I think this is a very effective question, and let me add some details about advantages and disadvantages of using this option.

What You Get :

  • Obviously, you get larger heap, which means decreasing risk of OutOfMemoryError.

What You Lose :

  • You may lose some frames, which can cause a visible hitching. Larger heap makes garbage collections take longer. Because the garbage collector basically has to traverse your entire live set of objects. Usually, garbage collection pause time is about 5ms, and you may think few milliseconds are not a big deal. But every millisecond count. Android device has to update its screen in every 16 ms and longer GC time might push your frame processing time over the 16 millisecond barrier, which can cause a visible hitching.

  • Also switching apps will become slower. Android system may kill processes in the LRU cache beginning with the process least recently used, but also giving some consideration toward which processes are most memory intensive. So if you use larger heap, your process would more likely to be killed when it's backgrounded, which means it may take longer time when users want to switch from other apps to yours. Also other backgrounded processes will more likely to be kicked out when your process is foreground, because your app require larger memory. It means switching from your app to other apps also takes longer.

Conclusion :

Avoid using largeHeap option as much as possible. It may cost you hard-to-notice performance drop and bad user experience.

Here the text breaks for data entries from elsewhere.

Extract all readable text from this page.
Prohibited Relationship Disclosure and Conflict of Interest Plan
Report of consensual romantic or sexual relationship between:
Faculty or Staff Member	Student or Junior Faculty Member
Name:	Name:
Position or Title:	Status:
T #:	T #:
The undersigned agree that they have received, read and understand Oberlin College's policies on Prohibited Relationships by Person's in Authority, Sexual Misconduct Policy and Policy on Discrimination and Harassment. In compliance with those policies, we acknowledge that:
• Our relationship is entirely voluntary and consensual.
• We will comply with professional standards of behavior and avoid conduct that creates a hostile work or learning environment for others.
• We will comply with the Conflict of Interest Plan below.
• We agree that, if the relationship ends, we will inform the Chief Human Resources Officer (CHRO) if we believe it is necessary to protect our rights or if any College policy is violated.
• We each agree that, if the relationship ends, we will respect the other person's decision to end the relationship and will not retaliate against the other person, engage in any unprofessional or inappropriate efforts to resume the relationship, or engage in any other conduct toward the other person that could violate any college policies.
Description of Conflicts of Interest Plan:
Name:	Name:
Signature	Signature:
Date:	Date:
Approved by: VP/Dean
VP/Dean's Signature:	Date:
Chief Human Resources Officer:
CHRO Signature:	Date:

I have an App with almost 50 classes

I don't think this makes much problem. The reason why you've got outOfMemory error is usually loading too much images in your app or something like that. If you are unhappy to use large heap you must find a way to optimize using memory.

You can also use Image Loading Libraries such as Picasso, UIL or Glide. All of them have the feature of image caching in memory and/or on disk.


Actually android:largeHeap is the instrument for increasing your allocated memory to app.

There is no clear definition of the need to use this flag. If you need more memory - Android provides you with a tool to increase it. But necessity of using, you define yourself.